GenIcoNet: Generative Icosahedral Mesh Convolutional Network
Hardik Jain and Olaf Hellwich
In the past few decades, the computer vision domain has achieved outstanding success in learning 3D shapes for classification, segmentation and image-based reconstruction. However, deep networks are less explored for the generative task of obtaining new 3D shapes from the learned representation. This problem becomes more prominent for 3D shapes represented as surface meshes, mainly because the mesh structure lacks regularity, an essential property for training deep generative networks. In this work, we remedy this problem by proposing a generative icosahedral mesh convolutional network (GenIcoNet) that learns data distribution of surface meshes.
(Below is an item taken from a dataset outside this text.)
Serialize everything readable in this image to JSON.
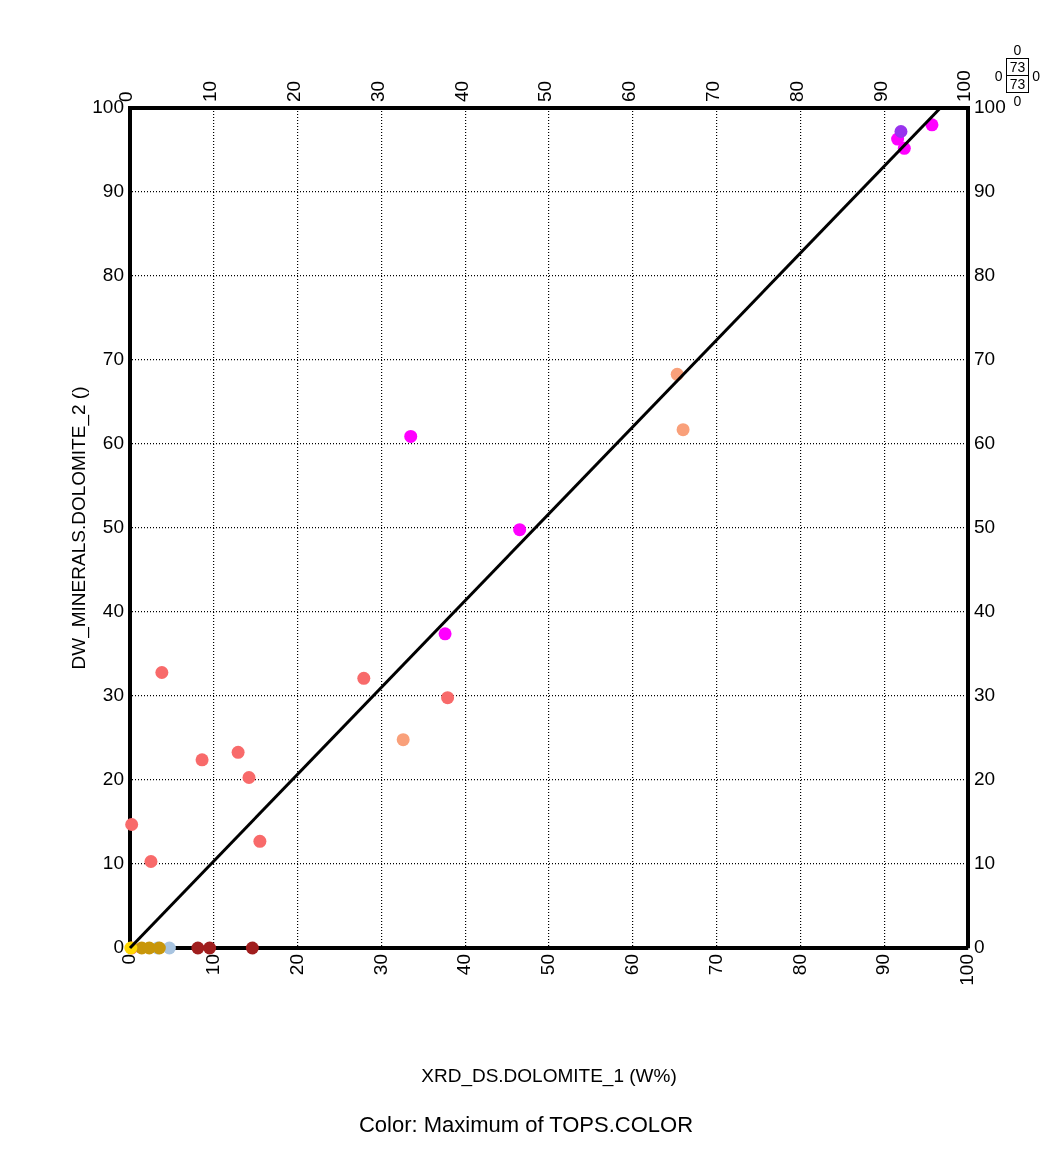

Our end-to-end trainable network learns semantic representations using 2D convolutional filters on the regularized icosahedral meshes. During inference, GenIcoNet can be used to generate new geometrically valid shapes directly as surface meshes. Our experiments for interpolation of latent space demonstrate that GenIcoNet is able to outperform networks trained on intermediate surface mesh representations. The variational autoencoder architecture of GenIcoNet learns meaningful representation which is numerically stable w.r.t. small perturbations, allows performing exploration and combination of surface meshes to generate new meaningful shapes, while maintaining the essential property of mesh manifoldness.